West Working Hard on Road to Redemption

NEWPORT, R.I. -- After everyone else had wrapped up their post-practice interviews and taken the bus back to the team hotel on Wednesday, Delonte West worked with the Celtics coaching staff on his pull-up jumpers, 3-pointers and then ran a few sprints.

Soaked in sweat from his 30-minute-plus extra workout, a contrite West met with about a half-dozen reporters who waited for him to finish his drills. Despite being asked a straight basketball question, West wasted no time in addressing his offseason, off-the-court issues and expressing his gratitude for his second chance with the Celtics at training camp in Newport, RI. Offseason legal woes will cost West the first 10 games of the season due to a league-imposed suspension.

Delonte West

Delonte West is back in Boston looking to resume his career and put off-the-court troubles behind him.
David Dow/NBAE/Getty

"I'm just happy to be given this opportunity to do what I love," West said. "I'm lucky to be here, happy to be here. Put me out there... I'm playing every game, every minute this year like my life depends on it, because it does... my career, nothing's promised."

"I'm excited to get this opportunity to prove to the NBA, to the world, that I'm a good person. I have a lot to prove and I don't want to let anybody down," West said, noting that he's upset because he's not in the shape that he thought he was in.

When it was suggested to him by one of the reporters huddled around him that he was putting a lot of pressure on himself, West was quick to disagree.

"Pressure comes when you're unprepared. Confidence comes from repetition," West said. "That's what I'm doing here. That's why I'm in here. I'm getting prepared for no letdown this year."

West started his NBA career with the Celtics as the 24th pick in the 2004 draft, and the left-hander persevered through an injury-riddled rookie campaign to be named the starting point guard for the 2005-06 season, where he shot a career-best 48.7 percent from the field. His aggressive, borderline-reckless style of play earned him plenty of respect both inside and outside of the Celtics' locker room, and at the time West was viewed as part of the future core of a young Celtics team shepherded by Doc Rivers and Paul Pierce.

But when the opportunity to acquire Ray Allen arose and the Celtics needed to make a deal, West was shipped West to Seattle along with Wally Szczerbiak and the fifth overall pick in the draft night deal that landed Allen and the selection that would become Glen Davis.

Rivers says West has matured on the court in the past three years since he was last wearing Celtics green, and attributed much of that to playing in big games and playing alongside superstars like LeBron James and Shaquille O'Neal in Cleveland.
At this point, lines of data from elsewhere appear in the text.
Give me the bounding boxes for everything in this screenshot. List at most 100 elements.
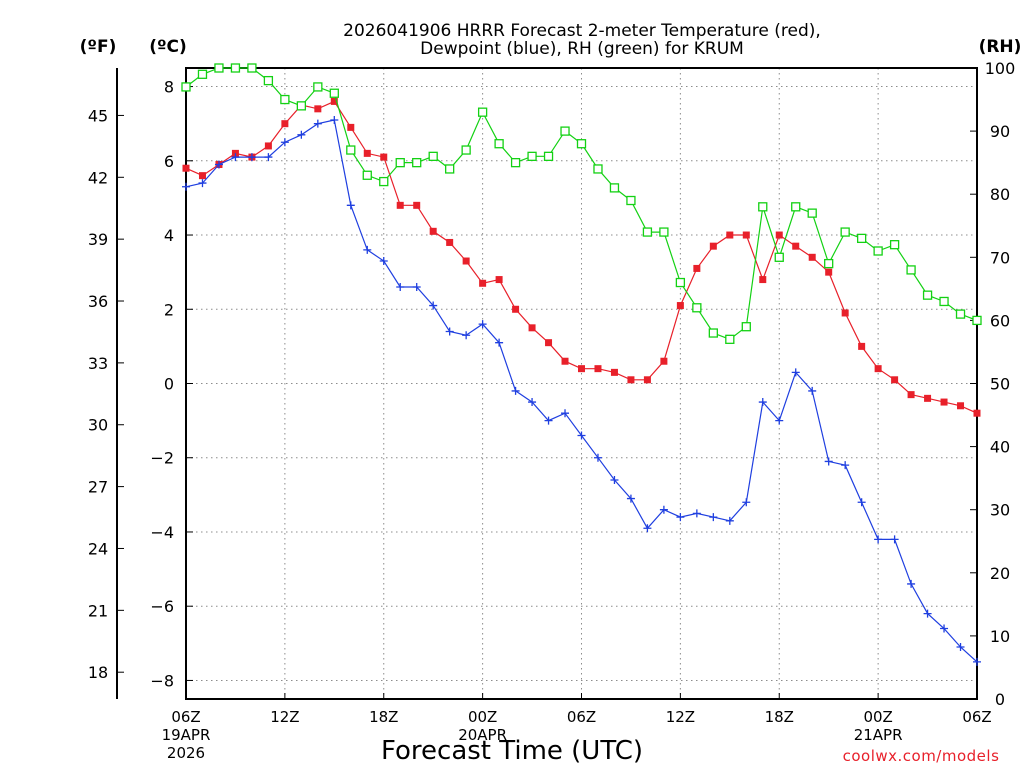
dewpoint-point bbox=[330, 115, 339, 124]
dewpoint-series-line bbox=[185, 119, 978, 663]
temperature-point bbox=[858, 342, 866, 350]
celsius-tick-label: −2 bbox=[150, 449, 174, 468]
rh-point bbox=[362, 170, 372, 180]
rh-tick-label: 80 bbox=[990, 185, 1010, 204]
credit-link[interactable]: coolwx.com/models bbox=[843, 747, 1000, 765]
rh-tick-label: 30 bbox=[990, 501, 1010, 520]
temperature-point bbox=[676, 302, 684, 310]
dewpoint-point bbox=[890, 535, 899, 544]
temperature-point bbox=[808, 253, 816, 261]
chart-title-line-2: Dewpoint (blue), RH (green) for KRUM bbox=[420, 39, 744, 59]
temperature-point bbox=[512, 305, 520, 313]
dewpoint-point bbox=[561, 409, 570, 418]
dewpoint-point bbox=[775, 416, 784, 425]
celsius-tick-label: −6 bbox=[150, 597, 174, 616]
temperature-point bbox=[924, 394, 932, 402]
temperature-point bbox=[940, 398, 948, 406]
rh-point bbox=[659, 227, 669, 237]
x-tick-date-label: 21APR bbox=[854, 726, 903, 744]
celsius-tick-label: 2 bbox=[164, 300, 174, 319]
x-tick-date-label: 19APR bbox=[162, 726, 211, 744]
rh-tick-label: 100 bbox=[985, 59, 1016, 78]
dewpoint-point bbox=[824, 457, 833, 466]
dewpoint-point bbox=[907, 579, 916, 588]
dewpoint-point bbox=[445, 327, 454, 336]
temperature-point bbox=[198, 172, 206, 180]
temperature-point bbox=[594, 365, 602, 373]
rh-point bbox=[214, 63, 224, 73]
rh-point bbox=[527, 151, 537, 161]
rh-point bbox=[741, 322, 751, 332]
dewpoint-point bbox=[940, 624, 949, 633]
rh-tick-label: 50 bbox=[990, 375, 1010, 394]
dewpoint-point bbox=[478, 320, 487, 329]
dewpoint-point bbox=[725, 516, 734, 525]
fahrenheit-tick-label: 21 bbox=[88, 601, 108, 620]
dewpoint-point bbox=[363, 245, 372, 254]
dewpoint-point bbox=[857, 498, 866, 507]
temperature-point bbox=[281, 120, 289, 128]
temperature-point bbox=[643, 376, 651, 384]
rh-point bbox=[346, 145, 356, 155]
rh-point bbox=[263, 75, 274, 86]
rh-point bbox=[461, 145, 471, 155]
dewpoint-point bbox=[626, 494, 635, 503]
temperature-point bbox=[891, 376, 899, 384]
rh-point bbox=[230, 63, 241, 73]
celsius-tick-label: 6 bbox=[164, 152, 174, 171]
dewpoint-point bbox=[659, 505, 668, 514]
celsius-tick-label: 8 bbox=[164, 78, 174, 97]
x-tick-label: 18Z bbox=[369, 708, 398, 726]
temperature-point bbox=[479, 279, 487, 287]
temperature-point bbox=[825, 268, 833, 276]
celsius-tick-label: 0 bbox=[164, 375, 174, 394]
temperature-point bbox=[874, 365, 882, 373]
rh-point bbox=[510, 157, 521, 168]
dewpoint-point bbox=[379, 257, 388, 266]
x-tick-date-label: 20APR bbox=[458, 726, 507, 744]
fahrenheit-tick-label: 33 bbox=[88, 354, 108, 373]
rh-point bbox=[642, 227, 653, 237]
rh-unit-label: (RH) bbox=[979, 37, 1022, 57]
temperature-point bbox=[973, 409, 981, 417]
x-axis-label: Forecast Time (UTC) bbox=[381, 736, 643, 766]
rh-tick-label: 40 bbox=[990, 438, 1010, 457]
dewpoint-point bbox=[280, 138, 289, 147]
temperature-point bbox=[709, 242, 717, 250]
temperature-point bbox=[413, 201, 421, 209]
rh-tick-label: 0 bbox=[995, 690, 1005, 709]
dewpoint-point bbox=[182, 182, 190, 191]
temperature-point bbox=[841, 309, 849, 317]
rh-tick-label: 90 bbox=[990, 122, 1010, 141]
rh-point bbox=[889, 240, 900, 250]
dewpoint-point bbox=[593, 453, 602, 462]
rh-point bbox=[807, 208, 817, 218]
rh-tick-label: 60 bbox=[990, 311, 1010, 330]
rh-point bbox=[791, 202, 801, 212]
dewpoint-point bbox=[231, 153, 240, 162]
dewpoint-point bbox=[313, 119, 322, 128]
fahrenheit-tick-label: 30 bbox=[88, 416, 108, 435]
dewpoint-point bbox=[429, 301, 438, 310]
x-tick-label: 18Z bbox=[765, 708, 794, 726]
rh-point bbox=[593, 164, 603, 174]
temperature-point bbox=[330, 97, 338, 105]
dewpoint-point bbox=[511, 386, 520, 395]
dewpoint-point bbox=[528, 398, 537, 407]
rh-point bbox=[181, 82, 191, 92]
fahrenheit-tick-label: 36 bbox=[88, 292, 108, 311]
dewpoint-point bbox=[198, 179, 207, 188]
dewpoint-point bbox=[346, 201, 355, 210]
rh-point bbox=[329, 88, 339, 98]
chart-title-line-1: 2026041906 HRRR Forecast 2-meter Tempera… bbox=[343, 21, 821, 41]
dewpoint-point bbox=[709, 513, 718, 522]
fahrenheit-tick-label: 24 bbox=[88, 539, 108, 558]
temperature-point bbox=[907, 391, 915, 399]
rh-point bbox=[296, 101, 307, 111]
rh-point bbox=[395, 157, 405, 168]
rh-point bbox=[560, 126, 570, 136]
celsius-tick-label: 4 bbox=[164, 226, 174, 245]
x-tick-year-label: 2026 bbox=[167, 744, 205, 762]
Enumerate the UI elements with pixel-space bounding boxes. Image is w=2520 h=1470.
"The coaches, we've all been talking about the maturity in his game. He's not fighting things, he rarely does too much," Rivers said. "He's matured and he's played with a great player, he's learned to be a role player from playing with LeBron, and I think that helps you for the rest of your career."

"He ran ‘slice' better than guys who were here. Today I thought he was the best guy," Rivers said, noting that the Cavaliers ran many of the same sets as the Celtics last season.

O'Neal, who will again play alongside West in the newly named "Boston Bench Mob" called West a "fabulous" player who understands the game. And familiarity with the Celtics system is making for an easy re-integration into the team for West.

Despite a three-year absence, West, for his part, still felt a kinship with his former teammates, texting them and feeling like he was a part of what the team would eventually accomplish in the spring of '08, as the Celtics won their 17th World Championship.

"In some ways, it was like he [never left] because he was still pretty close with some of our guys," Rivers said.

Even so, West says that missing the first 10 games of the season – including Opening Night against the Miami Heat -- will be tough on him as he looks to re-establish himself with the Celtics.

"All eyes are going to be on that game. And every game after that," West said of his suspension. "I want to be there with the team for the first game of the season, the pre-game speech Doc is gonna give, the camaraderie in the locker room. I'm gonna miss all of that."

"In reality, 10 games in the NBA is two weeks. But I'm gonna miss all those things. Being in the first huddle. Taking the floor for the first time with your teammates, going into battle. I'm gonna miss that. So to those young kids out there, that's what happens when you make bad decisions."

West seems to have learned his lesson, and certainly appears to be on a mission to get his career back in order with the team where it all started.